THE GIRL IN THE WHITE CAPE

by Barbara Sapienza

Pub Date: July 25th, 2023
ISBN: 9781647425036
Publisher: She Writes Press

In Sapienza’s folkloric debut novel, an orphaned teenager raised by a priest is confronted by the reappearance of her Russian mother.

Fifteen-year-old Elena resides in the attic of the onion-domed Our Lady of Sorrows church in San Francisco, where her mother left her as a baby (for reasons unknown to Elena) to be raised by a kindly priest known as Father Al. Instead of attending public school, Elena receives tutoring six days a week from Baba Vera, an old, witchlike woman whose pedagogy takes the form of unending housework. “You are special,” Father Al told Elena long ago when she asked why she didn’t go to school with other kids in the neighborhood, adding, “You are meant to study with Baba until she fulfills her plan.” Elena’s only friends are her childhood doll, Kukla, and the beautiful Vasilisa, the girl’s imaginary companion. Then two new people unexpectedly enter her life. One is Anya Prokioff, a Russian woman who arrives in town and claims to be Elena’s mother, though Father Al seems suspicious. The other is Frank Hudson, a friendly young taxicab driver who worries for Elena’s safety. Over the course of this novel, Sapienza’s prose has a fablelike quality; sometimes it relates gauzy scenes, and other times it tells bloody tales, as when Elena butchers a duck for Baba Vera: “She easily removes the gizzards, heart, and liver. Baba loves these parts too.
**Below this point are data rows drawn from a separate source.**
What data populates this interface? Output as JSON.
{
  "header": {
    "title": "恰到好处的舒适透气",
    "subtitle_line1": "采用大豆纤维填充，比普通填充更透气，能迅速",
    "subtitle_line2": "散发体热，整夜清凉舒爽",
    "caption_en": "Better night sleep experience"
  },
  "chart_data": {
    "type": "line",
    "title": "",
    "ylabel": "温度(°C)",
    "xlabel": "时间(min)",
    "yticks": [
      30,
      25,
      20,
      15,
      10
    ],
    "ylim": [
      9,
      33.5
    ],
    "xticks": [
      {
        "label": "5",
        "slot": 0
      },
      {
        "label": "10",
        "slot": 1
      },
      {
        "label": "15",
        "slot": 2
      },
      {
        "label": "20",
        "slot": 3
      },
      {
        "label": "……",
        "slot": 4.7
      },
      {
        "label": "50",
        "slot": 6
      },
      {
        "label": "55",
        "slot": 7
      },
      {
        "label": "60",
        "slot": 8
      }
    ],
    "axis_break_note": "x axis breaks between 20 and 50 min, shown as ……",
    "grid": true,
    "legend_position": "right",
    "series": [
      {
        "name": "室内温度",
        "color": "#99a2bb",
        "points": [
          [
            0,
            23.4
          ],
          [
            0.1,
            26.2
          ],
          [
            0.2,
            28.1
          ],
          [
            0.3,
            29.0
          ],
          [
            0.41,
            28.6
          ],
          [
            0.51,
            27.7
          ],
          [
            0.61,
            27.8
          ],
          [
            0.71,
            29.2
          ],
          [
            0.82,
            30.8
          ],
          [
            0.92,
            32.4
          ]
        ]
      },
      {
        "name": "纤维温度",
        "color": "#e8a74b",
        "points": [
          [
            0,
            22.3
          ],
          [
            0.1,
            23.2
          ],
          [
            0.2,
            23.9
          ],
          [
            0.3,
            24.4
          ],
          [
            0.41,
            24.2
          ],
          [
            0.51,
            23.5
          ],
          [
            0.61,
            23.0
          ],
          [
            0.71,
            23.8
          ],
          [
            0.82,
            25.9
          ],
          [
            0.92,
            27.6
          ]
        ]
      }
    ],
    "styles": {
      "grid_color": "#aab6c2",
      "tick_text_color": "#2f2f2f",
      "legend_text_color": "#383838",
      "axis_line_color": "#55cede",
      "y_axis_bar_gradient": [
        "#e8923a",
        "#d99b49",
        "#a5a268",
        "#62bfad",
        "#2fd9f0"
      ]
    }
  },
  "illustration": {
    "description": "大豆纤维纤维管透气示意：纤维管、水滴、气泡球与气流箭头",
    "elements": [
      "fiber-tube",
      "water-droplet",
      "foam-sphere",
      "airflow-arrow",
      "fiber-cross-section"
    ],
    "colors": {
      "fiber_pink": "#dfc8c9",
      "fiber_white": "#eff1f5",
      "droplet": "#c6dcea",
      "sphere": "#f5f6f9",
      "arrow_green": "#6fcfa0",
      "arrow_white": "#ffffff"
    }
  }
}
Maybe they will go into a stew, but Baba has also been known to eat them raw. Elena thinks of what Baba said yesterday: ‘To cook, you must kill.’ ” Although the work is ostensibly set in the modern day, Sapienza does little to update the well-known Russian folktale at its heart. No one talks or acts in a manner that modern readers will recognize; indeed, it could easily have been set in medieval Russia with few changes. Fans of fairy tales may enjoy this offbeat retelling, but those expecting a contemporary novel may find themselves befuddled.

A dreamy, heavily stylized retelling of a very old story.